Some of these data-driven programs are a membership benefit, available to all members. A few of them are reciprocal, in that only participating member companies submitting their company data receive the report back. What makes this PEMA benefit so valuable is its source is from PEMA companies with more similarities than differences. Every PEMA meeting includes reporting from economists who understand PEMA member markets. This long-standing partnership allows delivery of information in a context that is relevant to PEMA members.
How Did PEMA Begin?
In February, 1959, during the annual meeting of the American Institute of Mining Engineers, several process equipment manufacturer executives met to explore the formation of an association of top executives of process equipment companies. Shortly thereafter, the same group plus a few others determined the formation of an “official” association merited further research. The group reconvened and reasons for an industry association emerged: 1) The problems of management to operate companies profitably were becoming more complex and 2) Discussing these problems with peers – who also at times may be competitors – would yield mutual benefits.
In August, 1960, the organization committee developed the bylaws, constitution, and budget. Article XI of the constitution provided that the organization would be in effect when seven companies formally accepted the constitution and bylaws and paid their initial assessment of $250. On August 5, 1960, PEMA became official when the seventh company signed up for membership. PEMA’s current roster documents the value companies place on membership. There are companies that have belonged since the organization was created, and there are young companies that recognize the importance of associating with this group. They all make the dues investment as part of their business strategy.
How Much Is a Membership?
Membership applications are reviewed by a volunteer committee. Companies must meet criteria that are set forth in the association’s bylaws. This process has kept membership in PEMA relevant and valuable. Dues are annually billed based on annual revenue. The dues are modest compared to what companies receive in benefits and services.

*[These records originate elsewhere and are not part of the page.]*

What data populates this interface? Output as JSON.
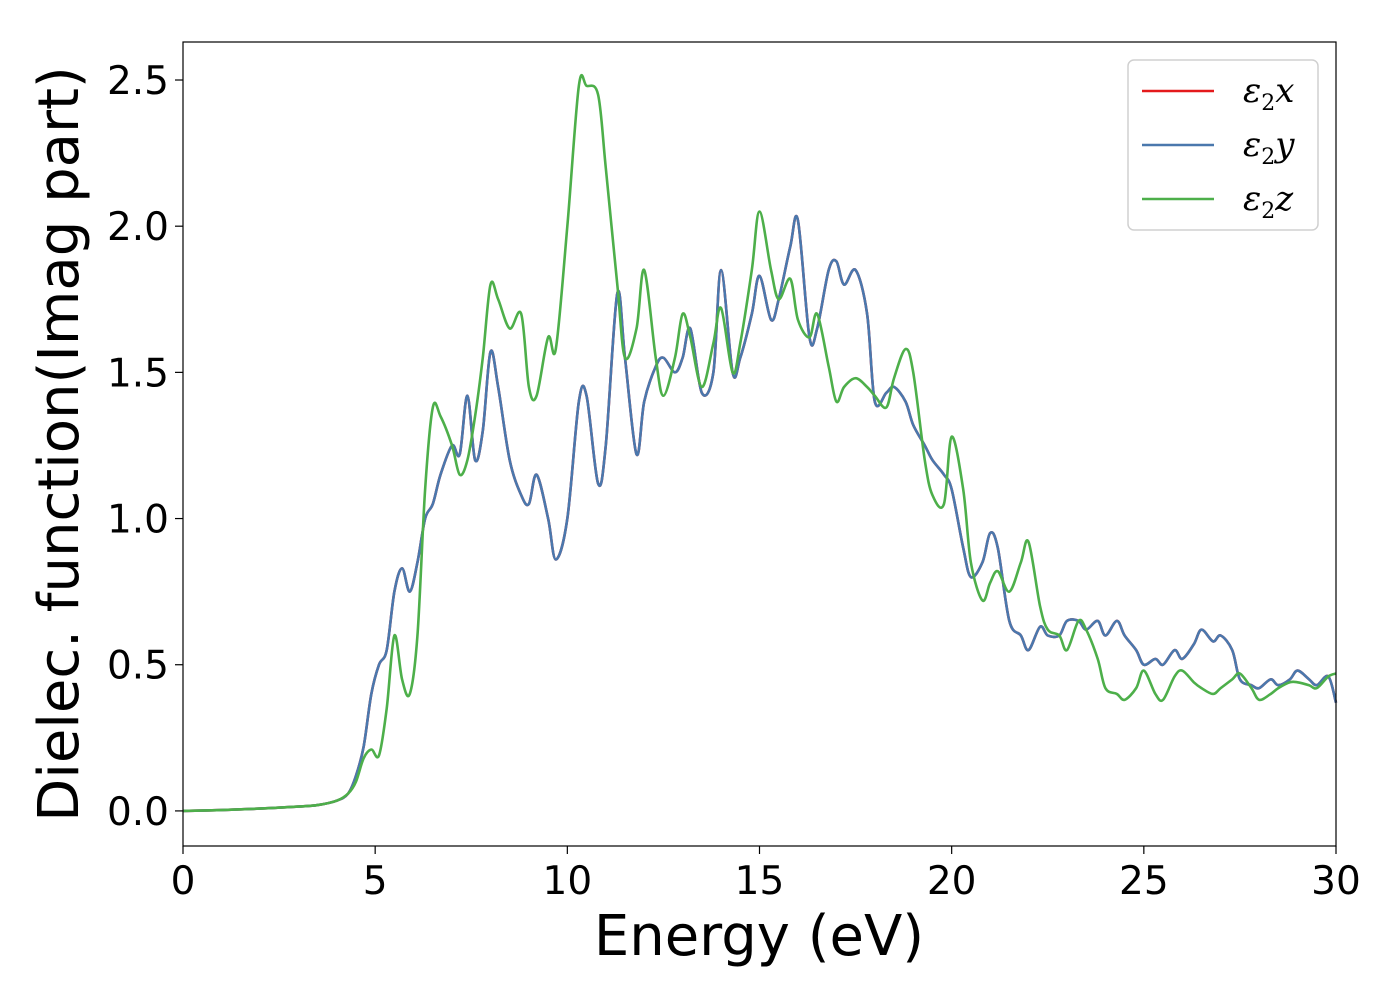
{
  "chart_data": {
    "type": "line",
    "title": "",
    "xlabel": "Energy (eV)",
    "ylabel": "Dielec. function(Imag part)",
    "xlim": [
      0,
      30
    ],
    "ylim": [
      -0.12,
      2.63
    ],
    "xticks": [
      "0",
      "5",
      "10",
      "15",
      "20",
      "25",
      "30"
    ],
    "yticks": [
      "0.0",
      "0.5",
      "1.0",
      "1.5",
      "2.0",
      "2.5"
    ],
    "grid": false,
    "legend_position": "top-right",
    "series": [
      {
        "name": "ε₂x",
        "label_base": "ε",
        "label_sub": "2",
        "label_var": "x",
        "color": "#e41a1c",
        "x": [
          0,
          1,
          2,
          3,
          3.5,
          4,
          4.3,
          4.5,
          4.7,
          4.9,
          5.1,
          5.3,
          5.5,
          5.7,
          5.9,
          6.1,
          6.3,
          6.5,
          6.7,
          7.0,
          7.2,
          7.4,
          7.6,
          7.8,
          8.0,
          8.2,
          8.5,
          8.8,
          9.0,
          9.2,
          9.5,
          9.7,
          10.0,
          10.3,
          10.5,
          10.8,
          11.0,
          11.3,
          11.5,
          11.8,
          12.0,
          12.3,
          12.5,
          12.8,
          13.0,
          13.2,
          13.5,
          13.8,
          14.0,
          14.3,
          14.5,
          14.8,
          15.0,
          15.3,
          15.5,
          15.8,
          16.0,
          16.3,
          16.5,
          16.8,
          17.0,
          17.2,
          17.5,
          17.8,
          18.0,
          18.3,
          18.5,
          18.8,
          19.0,
          19.3,
          19.5,
          19.8,
          20.0,
          20.3,
          20.5,
          20.8,
          21.0,
          21.2,
          21.5,
          21.8,
          22.0,
          22.3,
          22.5,
          22.8,
          23.0,
          23.3,
          23.5,
          23.8,
          24.0,
          24.3,
          24.5,
          24.8,
          25.0,
          25.3,
          25.5,
          25.8,
          26.0,
          26.3,
          26.5,
          26.8,
          27.0,
          27.3,
          27.5,
          27.8,
          28.0,
          28.3,
          28.5,
          28.8,
          29.0,
          29.3,
          29.5,
          29.8,
          30.0
        ],
        "y": [
          0.0,
          0.003,
          0.008,
          0.015,
          0.02,
          0.035,
          0.06,
          0.12,
          0.22,
          0.4,
          0.5,
          0.55,
          0.75,
          0.83,
          0.75,
          0.85,
          1.0,
          1.05,
          1.15,
          1.25,
          1.22,
          1.42,
          1.2,
          1.3,
          1.57,
          1.45,
          1.2,
          1.08,
          1.05,
          1.15,
          1.0,
          0.86,
          1.0,
          1.4,
          1.42,
          1.12,
          1.25,
          1.77,
          1.55,
          1.22,
          1.4,
          1.52,
          1.55,
          1.5,
          1.55,
          1.65,
          1.43,
          1.5,
          1.85,
          1.5,
          1.55,
          1.7,
          1.83,
          1.68,
          1.75,
          1.93,
          2.02,
          1.62,
          1.65,
          1.85,
          1.88,
          1.8,
          1.85,
          1.7,
          1.4,
          1.43,
          1.45,
          1.4,
          1.32,
          1.25,
          1.2,
          1.15,
          1.1,
          0.9,
          0.8,
          0.85,
          0.95,
          0.9,
          0.65,
          0.6,
          0.55,
          0.63,
          0.6,
          0.6,
          0.65,
          0.65,
          0.62,
          0.65,
          0.6,
          0.65,
          0.6,
          0.55,
          0.5,
          0.52,
          0.5,
          0.55,
          0.52,
          0.57,
          0.62,
          0.58,
          0.6,
          0.55,
          0.45,
          0.43,
          0.42,
          0.45,
          0.43,
          0.45,
          0.48,
          0.45,
          0.43,
          0.46,
          0.37
        ]
      },
      {
        "name": "ε₂y",
        "label_base": "ε",
        "label_sub": "2",
        "label_var": "y",
        "color": "#4a78ad",
        "x": [
          0,
          1,
          2,
          3,
          3.5,
          4,
          4.3,
          4.5,
          4.7,
          4.9,
          5.1,
          5.3,
          5.5,
          5.7,
          5.9,
          6.1,
          6.3,
          6.5,
          6.7,
          7.0,
          7.2,
          7.4,
          7.6,
          7.8,
          8.0,
          8.2,
          8.5,
          8.8,
          9.0,
          9.2,
          9.5,
          9.7,
          10.0,
          10.3,
          10.5,
          10.8,
          11.0,
          11.3,
          11.5,
          11.8,
          12.0,
          12.3,
          12.5,
          12.8,
          13.0,
          13.2,
          13.5,
          13.8,
          14.0,
          14.3,
          14.5,
          14.8,
          15.0,
          15.3,
          15.5,
          15.8,
          16.0,
          16.3,
          16.5,
          16.8,
          17.0,
          17.2,
          17.5,
          17.8,
          18.0,
          18.3,
          18.5,
          18.8,
          19.0,
          19.3,
          19.5,
          19.8,
          20.0,
          20.3,
          20.5,
          20.8,
          21.0,
          21.2,
          21.5,
          21.8,
          22.0,
          22.3,
          22.5,
          22.8,
          23.0,
          23.3,
          23.5,
          23.8,
          24.0,
          24.3,
          24.5,
          24.8,
          25.0,
          25.3,
          25.5,
          25.8,
          26.0,
          26.3,
          26.5,
          26.8,
          27.0,
          27.3,
          27.5,
          27.8,
          28.0,
          28.3,
          28.5,
          28.8,
          29.0,
          29.3,
          29.5,
          29.8,
          30.0
        ],
        "y": [
          0.0,
          0.003,
          0.008,
          0.015,
          0.02,
          0.035,
          0.06,
          0.12,
          0.22,
          0.4,
          0.5,
          0.55,
          0.75,
          0.83,
          0.75,
          0.85,
          1.0,
          1.05,
          1.15,
          1.25,
          1.22,
          1.42,
          1.2,
          1.3,
          1.57,
          1.45,
          1.2,
          1.08,
          1.05,
          1.15,
          1.0,
          0.86,
          1.0,
          1.4,
          1.42,
          1.12,
          1.25,
          1.77,
          1.55,
          1.22,
          1.4,
          1.52,
          1.55,
          1.5,
          1.55,
          1.65,
          1.43,
          1.5,
          1.85,
          1.5,
          1.55,
          1.7,
          1.83,
          1.68,
          1.75,
          1.93,
          2.02,
          1.62,
          1.65,
          1.85,
          1.88,
          1.8,
          1.85,
          1.7,
          1.4,
          1.43,
          1.45,
          1.4,
          1.32,
          1.25,
          1.2,
          1.15,
          1.1,
          0.9,
          0.8,
          0.85,
          0.95,
          0.9,
          0.65,
          0.6,
          0.55,
          0.63,
          0.6,
          0.6,
          0.65,
          0.65,
          0.62,
          0.65,
          0.6,
          0.65,
          0.6,
          0.55,
          0.5,
          0.52,
          0.5,
          0.55,
          0.52,
          0.57,
          0.62,
          0.58,
          0.6,
          0.55,
          0.45,
          0.43,
          0.42,
          0.45,
          0.43,
          0.45,
          0.48,
          0.45,
          0.43,
          0.46,
          0.37
        ]
      },
      {
        "name": "ε₂z",
        "label_base": "ε",
        "label_sub": "2",
        "label_var": "z",
        "color": "#4daf4a",
        "x": [
          0,
          1,
          2,
          3,
          3.5,
          4,
          4.3,
          4.5,
          4.7,
          4.9,
          5.1,
          5.3,
          5.5,
          5.7,
          5.9,
          6.1,
          6.3,
          6.5,
          6.7,
          7.0,
          7.2,
          7.4,
          7.6,
          7.8,
          8.0,
          8.2,
          8.5,
          8.8,
          9.0,
          9.2,
          9.5,
          9.7,
          10.0,
          10.3,
          10.5,
          10.8,
          11.0,
          11.3,
          11.5,
          11.8,
          12.0,
          12.3,
          12.5,
          12.8,
          13.0,
          13.2,
          13.5,
          13.8,
          14.0,
          14.3,
          14.5,
          14.8,
          15.0,
          15.3,
          15.5,
          15.8,
          16.0,
          16.3,
          16.5,
          16.8,
          17.0,
          17.2,
          17.5,
          17.8,
          18.0,
          18.3,
          18.5,
          18.8,
          19.0,
          19.3,
          19.5,
          19.8,
          20.0,
          20.3,
          20.5,
          20.8,
          21.0,
          21.2,
          21.5,
          21.8,
          22.0,
          22.3,
          22.5,
          22.8,
          23.0,
          23.3,
          23.5,
          23.8,
          24.0,
          24.3,
          24.5,
          24.8,
          25.0,
          25.3,
          25.5,
          25.8,
          26.0,
          26.3,
          26.5,
          26.8,
          27.0,
          27.3,
          27.5,
          27.8,
          28.0,
          28.3,
          28.5,
          28.8,
          29.0,
          29.3,
          29.5,
          29.8,
          30.0
        ],
        "y": [
          0.0,
          0.003,
          0.008,
          0.015,
          0.02,
          0.035,
          0.06,
          0.1,
          0.18,
          0.21,
          0.19,
          0.35,
          0.6,
          0.45,
          0.4,
          0.6,
          1.1,
          1.38,
          1.35,
          1.25,
          1.15,
          1.2,
          1.35,
          1.55,
          1.8,
          1.75,
          1.65,
          1.7,
          1.45,
          1.42,
          1.62,
          1.58,
          2.0,
          2.48,
          2.48,
          2.45,
          2.2,
          1.8,
          1.55,
          1.65,
          1.85,
          1.55,
          1.42,
          1.55,
          1.7,
          1.62,
          1.45,
          1.6,
          1.72,
          1.5,
          1.6,
          1.85,
          2.05,
          1.85,
          1.75,
          1.82,
          1.68,
          1.62,
          1.7,
          1.52,
          1.4,
          1.45,
          1.48,
          1.45,
          1.42,
          1.38,
          1.48,
          1.58,
          1.5,
          1.2,
          1.08,
          1.05,
          1.28,
          1.1,
          0.85,
          0.72,
          0.78,
          0.82,
          0.75,
          0.85,
          0.92,
          0.7,
          0.62,
          0.6,
          0.55,
          0.65,
          0.62,
          0.52,
          0.42,
          0.4,
          0.38,
          0.42,
          0.48,
          0.4,
          0.38,
          0.46,
          0.48,
          0.44,
          0.42,
          0.4,
          0.42,
          0.45,
          0.47,
          0.42,
          0.38,
          0.4,
          0.42,
          0.44,
          0.44,
          0.43,
          0.42,
          0.46,
          0.47
        ]
      }
    ]
  }
}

Trade show discounts also offset some of the dues cost. Significant exhibit space discounts at the Powder Show, Powder & Bulk Solids Toronto, and Powder & Bulk Solids Montreal are available only to PEMA members. PEMA is the exclusive trade association sponsor of these events and works closely with show organizer, UBM.
From our company’s experience since 1998, we attend each meeting with a simple goal: Take away at least one new idea to bring back and incorporate into our business. Hands down, this is easily accomplished. We can identify numerous examples of applying lessons learned at PEMA gatherings that are helping us grow our business.
While PEMA is an association of companies, it is the people you meet that makes becoming an engaged member valuable in professional development and the improvement of your business. From our company’s experience since 1998, we would ask “How can you afford not to be a PEMA member?”